For companies sourcing organic pears from California — or those in the state sourcing them from abroad — supply has been on a gradual uptick.
Courtland, Calif.-based David J. Elliot & Son is in its first year of offering organic bartletts in limited production.
Sedro-Woolley, Wash.-based Viva Tierra Organic Inc. plans to market about 20,000 more boxes of organic bartlett pears this year. They’re packed by Courtland, Calif.-based Greene & Hemly Inc.
“It will be a good crop coming on top of a larger-than-normal crop out of the Southern Hemisphere,” Viva Tierra sales manager Matt Roberts said July 8. “There hasn’t been any lack of pears. Last year the Southern Hemisphere was pretty much over at this point.”

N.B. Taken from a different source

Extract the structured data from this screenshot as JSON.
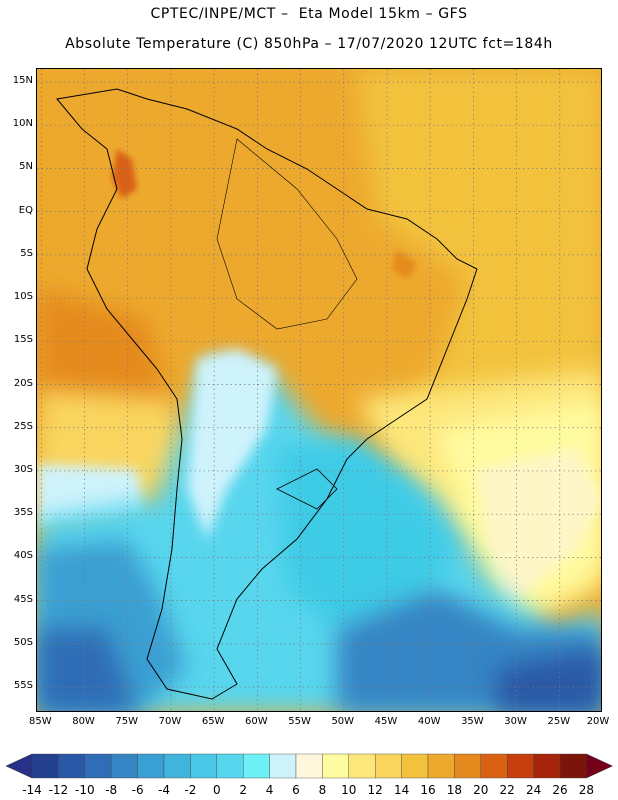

Santa Cruz, Calif.-based Awe Sum Organics expected to sell out of South American organic pears by July 18, said David Posner, president and CEO. That was in line with plans at Awe Sum, which represents Productores Argentinos Integrados SA, a grower collective in Argentina’s Rio Negro Valley.
“Our customers want us to keep them in steady supply of organic pears until new crop will be available out of California, which should be in around two to three weeks,” he said July 10. “And we have achieved that.”
Demand for fresh organic pears in the U.S. and Canada has continued to increase about 20% or more annually, Posner said, but fresh-market acreage in the Argentina region has remained flat.
“This market dynamic has helped us to achieve higher sales prices than in recent years, while moving through all of our fruit in a timely manner,” he said. “(That) creates sustainable returns for our growers, who have been facing serious economic challenges in recent years.”
Besides some standard varieties grown in the U.S., the region offers packhams, also known as autumn bartletts, and abate fetel.
Awe Sum Organics has Fair Trade and sustainability certifications from Switzerland-based Institute of Marketecology.